Il prit alors véritablement conscience de ses vêtements trempés et de la trainée de boue qu’il avait dû laisser dans la fabrique d’Armando. Mais au lieu de le réprimander ou de le lui reprocher – comme ses parents l’avaient fait la veille avec son chandail détrempé – Armando sourit, tout simplement.
— J’espère que tu dormiras bien et que tu te sentiras reposé tu te réveilleras, dit-il. Puis il se retourna et quitta la pièce.
Oliver ne resta qu’un seul instant ébahi avant de réaliser qu’il était trop épuisé pour ne serait-ce que tenir debout. Il voulait penser aux événements étranges de la journée, essayer de les comprendre, les rejouer, les mettre en ordre et les cataloguer dans sa tête. Mais il n’y avait qu’une chose que son corps demandait maintenant, c’était dormir.

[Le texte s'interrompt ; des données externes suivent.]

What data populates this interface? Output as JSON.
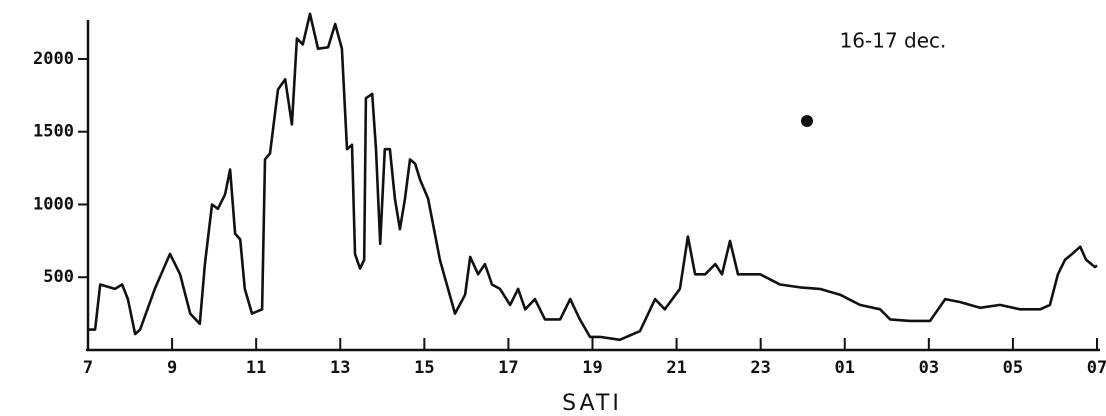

Alors il ôta ses vêtements, enfila un pyjama trop grand qu’il avait trouvé pendu dans le placard et se glissa dans son lit. Le matelas était confortable. La couette était chaude et sentait la lavande fraîche.
Alors qu’Oliver se blottissait dans le grand lit chaud, il se sentit plus en sécurité qu’il ne l’avait jamais été de toute sa vie. Enfin, il avait le sentiment d’être dans un endroit où il avait sa place.